Genta yang berdiri di sebelah Kala sudah menjadi juru bicara Lintang. “Lihat apaan?”

“I—itu, so—soal Mas Ganteng!”

Genta yang melihat tingkah konyol gadis Ancala itu lantas bersuara. “Ngapain ngelihat aku?” Tunjuknya dengan jari pada diri sendiri.

Satu tabokan pun langsung melayang dari tangan Kala pada telunjuk pemuda Saka Bumi. “Ganteng-ganteng! Kamu itu nomor terakhir, ya. Kalau ini Mas Ganteng nomor satunya sejagat SMA Nagara!”

Bola mata Genta langsung berputar bosan.

Kala tatap air muka Lintang dengan lamat-lamat. Tidak ada perubahan di sana, berarti gadis Pawening itu belum melihat. “Pokoknya kalau Lilin jadian sama Jengga, traktir Kala kue balok sepuasnya!”

Seperti mata petir yang jatuh ke bumi. Tiba-tiba sambaran halilintar itu menggelegar di antara sekat kisi-kisi langit sore yang mulai sepi. Lelucon jenaka macam apalagi sekarang yang engkau tampilkan, Yogyakarta? Belum lelah apa kemarin di Malioboro mengajak hatnya bercanda?
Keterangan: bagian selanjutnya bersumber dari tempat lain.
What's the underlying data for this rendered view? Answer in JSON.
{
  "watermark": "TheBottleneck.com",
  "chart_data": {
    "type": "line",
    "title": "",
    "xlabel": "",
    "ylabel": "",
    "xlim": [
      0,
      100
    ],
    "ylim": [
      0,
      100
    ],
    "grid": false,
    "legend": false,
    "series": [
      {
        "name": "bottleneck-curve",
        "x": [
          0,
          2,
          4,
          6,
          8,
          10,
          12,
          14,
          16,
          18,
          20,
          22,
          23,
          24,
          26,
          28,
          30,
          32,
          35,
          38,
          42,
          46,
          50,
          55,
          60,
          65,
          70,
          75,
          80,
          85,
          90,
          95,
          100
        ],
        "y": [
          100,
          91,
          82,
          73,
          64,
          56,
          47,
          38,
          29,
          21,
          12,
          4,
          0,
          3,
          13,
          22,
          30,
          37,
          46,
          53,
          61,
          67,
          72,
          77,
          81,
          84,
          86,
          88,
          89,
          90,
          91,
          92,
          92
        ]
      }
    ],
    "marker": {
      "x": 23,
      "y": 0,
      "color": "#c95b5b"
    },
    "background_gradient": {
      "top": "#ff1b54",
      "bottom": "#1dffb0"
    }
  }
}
Kini yang dilakukan Lintang dan Genta hanya tertawa.

“Kok malah ketawa? Lilin, kamu ndak jadi sakitkan habis ditembak sama, Mas Ganteng?” Bukannya menanggapi ucapan Kala. Satu buku paket Kimia di tangan kanan Lintang justru langsung dia ketukan di kening gadis Ancala. “Ih, sakit tahu dahi Kala. Nanti kalau dahi Kala benjol, Lintang mau ganti rugi?” gerutu Kala, mengusap keningnya.

“Sana minta ganti rugi sama Genta.”

“Sini, kuganti pakai sun bibir, nanti bakal cepet sembuh benjolannya,” kelakar sang pemuda.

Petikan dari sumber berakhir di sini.